Service networks for relative caregivers are difficult to navigate and underdeveloped. As a result, kinship caregivers face barriers to accessing services and support for themselves and the children in their care. In 2019, in partnership with Washington State’s Department of Children, Youth, and Families and the Department of Social and Health Services - Aging and Long Term Supports Administration, researchers at the University of Washington implemented a Kinship Navigator pilot program to provide a higher level of service (enhanced case management) to kinship caregivers in seven pilot counties.
At the intervention sites, navigators complete a needs assessment and establish goals with the caregivers. Navigators and caregivers work together for up to six months to address critical needs and track caregivers’ progress towards goals set at intake. Fifteen counties that continued providing Kinship Navigator services as usual were selected as comparison counties.
This study presents the results of a satisfaction survey that measures caregiver satisfaction with navigator services, and levels of service usage across the intervention and pilot sites.
Methods:
Caregivers in the intervention sites were invited by staff at the Aging and Long Term Supports administration to take a satisfaction survey at case closure and six months after case closure. Participants in the comparison sites received the survey six months after services.

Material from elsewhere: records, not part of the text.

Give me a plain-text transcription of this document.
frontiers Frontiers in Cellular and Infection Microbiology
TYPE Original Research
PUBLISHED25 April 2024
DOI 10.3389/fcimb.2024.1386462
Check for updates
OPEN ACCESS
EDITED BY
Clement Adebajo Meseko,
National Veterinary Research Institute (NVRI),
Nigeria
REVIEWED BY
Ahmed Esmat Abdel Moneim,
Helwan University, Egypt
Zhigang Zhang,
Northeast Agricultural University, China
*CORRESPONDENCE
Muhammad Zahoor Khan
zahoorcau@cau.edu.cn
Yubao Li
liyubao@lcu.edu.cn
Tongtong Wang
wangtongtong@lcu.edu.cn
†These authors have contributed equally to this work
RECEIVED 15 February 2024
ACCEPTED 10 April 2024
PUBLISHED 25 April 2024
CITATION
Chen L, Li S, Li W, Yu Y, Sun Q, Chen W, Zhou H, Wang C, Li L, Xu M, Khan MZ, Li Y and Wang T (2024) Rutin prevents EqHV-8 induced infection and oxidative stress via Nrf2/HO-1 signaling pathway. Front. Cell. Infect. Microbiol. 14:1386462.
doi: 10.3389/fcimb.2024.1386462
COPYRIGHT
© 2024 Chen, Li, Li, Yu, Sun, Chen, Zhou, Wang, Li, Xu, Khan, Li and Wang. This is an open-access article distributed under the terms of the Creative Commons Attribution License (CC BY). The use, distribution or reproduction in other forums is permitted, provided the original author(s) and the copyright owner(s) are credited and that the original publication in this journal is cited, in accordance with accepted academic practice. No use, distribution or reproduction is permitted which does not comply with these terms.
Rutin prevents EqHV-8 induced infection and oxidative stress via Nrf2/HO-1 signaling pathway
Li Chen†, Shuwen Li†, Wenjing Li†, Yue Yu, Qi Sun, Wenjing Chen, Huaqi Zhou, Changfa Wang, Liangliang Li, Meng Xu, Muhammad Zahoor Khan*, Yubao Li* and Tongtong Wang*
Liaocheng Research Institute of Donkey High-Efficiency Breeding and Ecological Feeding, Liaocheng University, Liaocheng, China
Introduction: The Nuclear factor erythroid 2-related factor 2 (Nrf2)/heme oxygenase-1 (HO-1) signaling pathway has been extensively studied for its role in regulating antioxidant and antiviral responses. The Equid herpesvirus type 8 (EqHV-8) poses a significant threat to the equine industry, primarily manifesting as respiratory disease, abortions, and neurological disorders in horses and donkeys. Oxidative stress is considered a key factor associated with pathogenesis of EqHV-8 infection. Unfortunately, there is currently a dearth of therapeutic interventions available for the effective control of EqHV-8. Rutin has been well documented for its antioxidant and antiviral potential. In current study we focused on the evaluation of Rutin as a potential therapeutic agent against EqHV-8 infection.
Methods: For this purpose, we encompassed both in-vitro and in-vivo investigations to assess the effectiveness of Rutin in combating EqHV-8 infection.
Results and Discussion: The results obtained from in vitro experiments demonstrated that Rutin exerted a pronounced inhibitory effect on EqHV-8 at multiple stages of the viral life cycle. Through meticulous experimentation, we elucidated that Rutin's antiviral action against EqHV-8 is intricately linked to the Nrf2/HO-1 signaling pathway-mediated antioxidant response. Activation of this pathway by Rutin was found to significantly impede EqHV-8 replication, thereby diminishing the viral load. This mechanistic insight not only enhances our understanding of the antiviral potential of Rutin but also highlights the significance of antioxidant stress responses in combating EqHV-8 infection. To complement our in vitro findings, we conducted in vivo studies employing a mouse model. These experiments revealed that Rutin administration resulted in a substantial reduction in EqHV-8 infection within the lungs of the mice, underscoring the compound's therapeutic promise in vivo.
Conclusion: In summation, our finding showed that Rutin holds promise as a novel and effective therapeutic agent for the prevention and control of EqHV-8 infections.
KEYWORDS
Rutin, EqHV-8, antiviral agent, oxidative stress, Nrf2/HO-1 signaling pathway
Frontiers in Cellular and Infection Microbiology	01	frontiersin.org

The final sample included 148 caregivers from comparison sites and 92 intervention caregivers. To ensure that any differences between the intervention and comparison groups were due to group assignment and not underlying demographic differences, we used propensity-score matching when sufficient data existed for analysis. Average treatment effect on the treated (ATET) estimation was used on the matched pairs to determine differences in service usage, program satisfaction, and caregiver wellbeing, and a Friedman test was used to analyze changes in satisfaction over time.
Results:
Caregivers in the intervention group were more likely to participate in kinship support groups (odds ratio=2.82, p < .01). Those in the control group were more likely to receive referrals for training (odds ratio = 2.06, p < .05), housing (odds ratio = 3.16, p < .01), and aging resource centers (odds ratio = 3.06, p < .01). Program satisfaction for both the intervention and the comparison groups were high, and caregivers in the intervention sites maintained high levels of satisfaction over time. Intervention caregivers were more likely to report that participation in the kinship navigator program improved their overall health, wellbeing, and ability to cope with raising their kinship child (odds ratio=3.74, p < .001).
Conclusion:
This research contributes to building evidence for Kinship Navigator programs. If Washington State’s Kinship Navigator program model is accepted into the Title IV-E Prevention Services Clearinghouse as an evidence-based program, states will be able to draw down Title IV-E prevention funds to support children in kinship care as a strategy to prevent foster care entry and re-entry through the Family First Prevention Services Act (FFPSA).